The Space National Guard would look different from the traditional guard, however.
“Right now I have roughly 1,500 people who are operating in space, direct space operations in the Air National Guard,” Rice told members of the Air Force Association during a speech in Washington on Tuesday. “They come in seven states. Establishing a separate service for space is a bureaucratic exercise. Is it good or bad? That’s not my decision. My job is to make sure it works. How would I present the operational piece and the bureaucracy for a new space force? I would do it from those seven states. I would not do 54 states and territories of Space National Guard.”
The states with National Guard space operations are Alaska, California, Colorado, Florida, New York, Arkansas and Ohio.
That is about to change, though. Rice said the Air National Guard is setting up two new space squadrons in two new states.
“We are looking at standing up more capability for space control squadrons in the Pacific,” Rice told reporters after his speech. “We are under review on where we are going to do that and how we are looking at that. The timeline is within the next month, two new squadrons in two new states.”

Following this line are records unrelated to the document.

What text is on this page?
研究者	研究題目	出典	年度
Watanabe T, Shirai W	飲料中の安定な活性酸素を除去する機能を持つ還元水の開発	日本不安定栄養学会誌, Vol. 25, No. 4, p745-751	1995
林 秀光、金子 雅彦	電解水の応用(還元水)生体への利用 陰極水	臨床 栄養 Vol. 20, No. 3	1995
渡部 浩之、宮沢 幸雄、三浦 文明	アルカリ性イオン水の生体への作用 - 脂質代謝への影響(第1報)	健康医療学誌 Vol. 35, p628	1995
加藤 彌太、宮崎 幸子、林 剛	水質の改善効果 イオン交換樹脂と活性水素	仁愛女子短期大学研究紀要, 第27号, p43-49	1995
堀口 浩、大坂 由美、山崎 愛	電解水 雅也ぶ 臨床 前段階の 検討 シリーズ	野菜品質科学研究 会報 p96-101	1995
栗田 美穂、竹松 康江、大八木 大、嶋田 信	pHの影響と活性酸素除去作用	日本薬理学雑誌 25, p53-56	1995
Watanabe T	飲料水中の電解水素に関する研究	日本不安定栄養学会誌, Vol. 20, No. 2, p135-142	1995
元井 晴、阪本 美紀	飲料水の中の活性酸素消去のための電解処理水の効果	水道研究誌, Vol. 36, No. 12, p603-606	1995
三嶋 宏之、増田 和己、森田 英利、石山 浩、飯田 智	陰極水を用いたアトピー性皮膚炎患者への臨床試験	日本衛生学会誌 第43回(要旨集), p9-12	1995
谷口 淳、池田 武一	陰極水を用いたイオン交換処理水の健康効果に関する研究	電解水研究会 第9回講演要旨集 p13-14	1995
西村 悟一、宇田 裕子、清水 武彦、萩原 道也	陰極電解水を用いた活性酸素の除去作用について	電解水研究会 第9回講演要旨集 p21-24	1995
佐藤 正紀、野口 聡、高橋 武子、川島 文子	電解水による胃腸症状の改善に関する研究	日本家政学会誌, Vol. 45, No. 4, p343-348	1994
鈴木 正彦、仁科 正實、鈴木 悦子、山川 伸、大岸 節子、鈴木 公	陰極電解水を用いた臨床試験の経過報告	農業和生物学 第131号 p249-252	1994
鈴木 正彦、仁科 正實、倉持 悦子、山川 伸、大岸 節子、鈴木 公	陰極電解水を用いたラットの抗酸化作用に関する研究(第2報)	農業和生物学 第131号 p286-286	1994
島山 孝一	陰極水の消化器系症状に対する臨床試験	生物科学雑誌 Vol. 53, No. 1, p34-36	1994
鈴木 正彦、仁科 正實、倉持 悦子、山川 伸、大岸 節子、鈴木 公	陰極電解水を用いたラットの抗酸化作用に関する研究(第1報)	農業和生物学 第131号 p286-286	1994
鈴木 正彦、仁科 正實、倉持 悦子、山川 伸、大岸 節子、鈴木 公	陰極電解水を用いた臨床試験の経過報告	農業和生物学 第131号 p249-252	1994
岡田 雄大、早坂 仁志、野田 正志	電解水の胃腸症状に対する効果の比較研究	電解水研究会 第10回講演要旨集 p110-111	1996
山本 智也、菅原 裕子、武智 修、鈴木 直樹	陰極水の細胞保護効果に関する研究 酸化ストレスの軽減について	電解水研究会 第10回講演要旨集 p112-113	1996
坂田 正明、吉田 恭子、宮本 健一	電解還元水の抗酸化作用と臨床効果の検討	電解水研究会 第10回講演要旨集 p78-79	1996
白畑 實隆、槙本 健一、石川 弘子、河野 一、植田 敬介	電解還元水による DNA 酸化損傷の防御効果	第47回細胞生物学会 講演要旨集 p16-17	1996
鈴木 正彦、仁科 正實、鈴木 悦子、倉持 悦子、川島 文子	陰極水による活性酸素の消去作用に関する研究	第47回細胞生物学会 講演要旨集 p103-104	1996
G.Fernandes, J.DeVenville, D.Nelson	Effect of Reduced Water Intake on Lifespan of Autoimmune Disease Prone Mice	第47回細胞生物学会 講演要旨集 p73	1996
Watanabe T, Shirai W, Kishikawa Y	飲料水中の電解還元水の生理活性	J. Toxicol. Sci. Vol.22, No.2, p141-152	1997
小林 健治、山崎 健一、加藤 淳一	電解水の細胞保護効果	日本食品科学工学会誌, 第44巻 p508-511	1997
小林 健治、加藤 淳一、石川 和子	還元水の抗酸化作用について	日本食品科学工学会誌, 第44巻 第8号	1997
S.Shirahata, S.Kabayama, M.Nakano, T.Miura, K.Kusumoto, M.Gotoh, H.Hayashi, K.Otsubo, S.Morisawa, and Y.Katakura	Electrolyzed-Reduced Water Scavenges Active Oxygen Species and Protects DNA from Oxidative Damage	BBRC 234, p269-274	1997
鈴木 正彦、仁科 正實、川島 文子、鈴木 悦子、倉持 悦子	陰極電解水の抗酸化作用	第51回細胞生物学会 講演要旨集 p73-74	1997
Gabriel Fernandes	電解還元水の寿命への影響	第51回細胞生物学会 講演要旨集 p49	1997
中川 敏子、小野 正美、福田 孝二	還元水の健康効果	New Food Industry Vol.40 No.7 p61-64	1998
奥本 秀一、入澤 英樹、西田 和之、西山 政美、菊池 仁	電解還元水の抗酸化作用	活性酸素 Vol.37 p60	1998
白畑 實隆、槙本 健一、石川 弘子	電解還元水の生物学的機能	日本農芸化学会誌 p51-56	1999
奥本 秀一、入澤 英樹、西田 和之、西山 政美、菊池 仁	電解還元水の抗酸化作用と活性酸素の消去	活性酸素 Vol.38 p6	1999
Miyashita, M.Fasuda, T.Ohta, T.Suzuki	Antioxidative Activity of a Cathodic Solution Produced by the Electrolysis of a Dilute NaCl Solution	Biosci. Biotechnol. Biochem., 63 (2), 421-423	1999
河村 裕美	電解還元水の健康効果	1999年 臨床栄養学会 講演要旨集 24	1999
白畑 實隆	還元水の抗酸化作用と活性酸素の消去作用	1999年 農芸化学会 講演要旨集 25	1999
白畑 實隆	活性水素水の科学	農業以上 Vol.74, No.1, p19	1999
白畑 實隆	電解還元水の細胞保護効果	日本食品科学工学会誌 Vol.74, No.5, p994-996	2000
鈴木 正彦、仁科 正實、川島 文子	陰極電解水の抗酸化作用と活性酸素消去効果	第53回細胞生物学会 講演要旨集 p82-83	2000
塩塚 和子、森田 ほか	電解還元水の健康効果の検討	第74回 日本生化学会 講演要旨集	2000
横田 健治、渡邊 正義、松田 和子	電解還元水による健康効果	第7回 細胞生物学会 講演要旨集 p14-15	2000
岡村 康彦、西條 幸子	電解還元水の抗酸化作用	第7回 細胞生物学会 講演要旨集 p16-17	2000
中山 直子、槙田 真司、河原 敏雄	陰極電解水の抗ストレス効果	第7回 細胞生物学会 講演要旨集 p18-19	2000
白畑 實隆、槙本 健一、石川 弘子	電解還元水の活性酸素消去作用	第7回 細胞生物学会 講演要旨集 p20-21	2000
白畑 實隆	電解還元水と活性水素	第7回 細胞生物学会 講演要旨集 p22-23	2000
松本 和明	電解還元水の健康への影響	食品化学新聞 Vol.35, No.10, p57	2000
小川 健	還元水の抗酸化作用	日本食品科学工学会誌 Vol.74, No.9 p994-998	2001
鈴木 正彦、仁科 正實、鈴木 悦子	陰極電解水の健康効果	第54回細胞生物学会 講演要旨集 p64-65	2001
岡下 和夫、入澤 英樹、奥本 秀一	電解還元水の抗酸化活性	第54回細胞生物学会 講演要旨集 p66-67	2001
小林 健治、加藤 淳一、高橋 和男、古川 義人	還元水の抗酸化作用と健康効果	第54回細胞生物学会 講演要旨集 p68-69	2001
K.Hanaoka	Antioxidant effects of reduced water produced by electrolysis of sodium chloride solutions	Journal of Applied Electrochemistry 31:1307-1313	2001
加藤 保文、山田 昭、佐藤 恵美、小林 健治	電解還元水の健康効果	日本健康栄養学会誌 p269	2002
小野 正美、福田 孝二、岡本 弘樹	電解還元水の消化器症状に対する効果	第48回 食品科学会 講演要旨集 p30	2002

Rice said there is no decision yet on which states would get the squadrons.
He added that DoD’s internal council for space is onboard with the idea of a Space National Guard, but it probably wouldn’t be created until later on down the road.
“They are minimizing all the differences that might come forward with establishing a space force to make it straight forward and make the bureaucratic layer as small as possible,” Rice said. “In doing so, they said ‘Let’s establish the active forces now and then next year let’s look at how we can add different layers of complexity.’ They have come out fully from the secretary of the Air Force on up to say ‘We are all in’ on having a reserve and guard piece.”
Air Force Secretary Heather Wilson told Congress last month that she wasn’t sure how a space force could operate without a reserve component.
Rice said the overall mission of the current National Guard space forces would not differ if they were aligned with the space force.
“I do not see them and the mission that they do changing at all,” Rice told reporters. “One of the things that we are trying to bring to the table is — how do you balance a mission or an operation that’s completely full time all the time, watching what’s happening in space? It’s not really suited for the guard because the guard’s forte is this mix between 30% full time and 60%, 70% part time. That part time piece is a very effective way to bring someone in and use them as a part time employee. At the same time we bring in the expertise and don’t have to compete with industry.”
The space force still has a long road ahead of it. It needs to be approved by Congress and it needs to be funded by appropriators.
The House Appropriations Committee approved its defense bill, which funds DoD, and it does not have money for the creation of a space force. Instead, it gives DoD $15 million to study and refine the establishment of the force. It also gives $70 million to U.S. Space Command. It rejects DoD’s $72.4 million request for space force headquarters staff.
The Senate Appropriations Committee and both Armed Services Committees still need to release their bills before all of the options are on the table this year for the space force.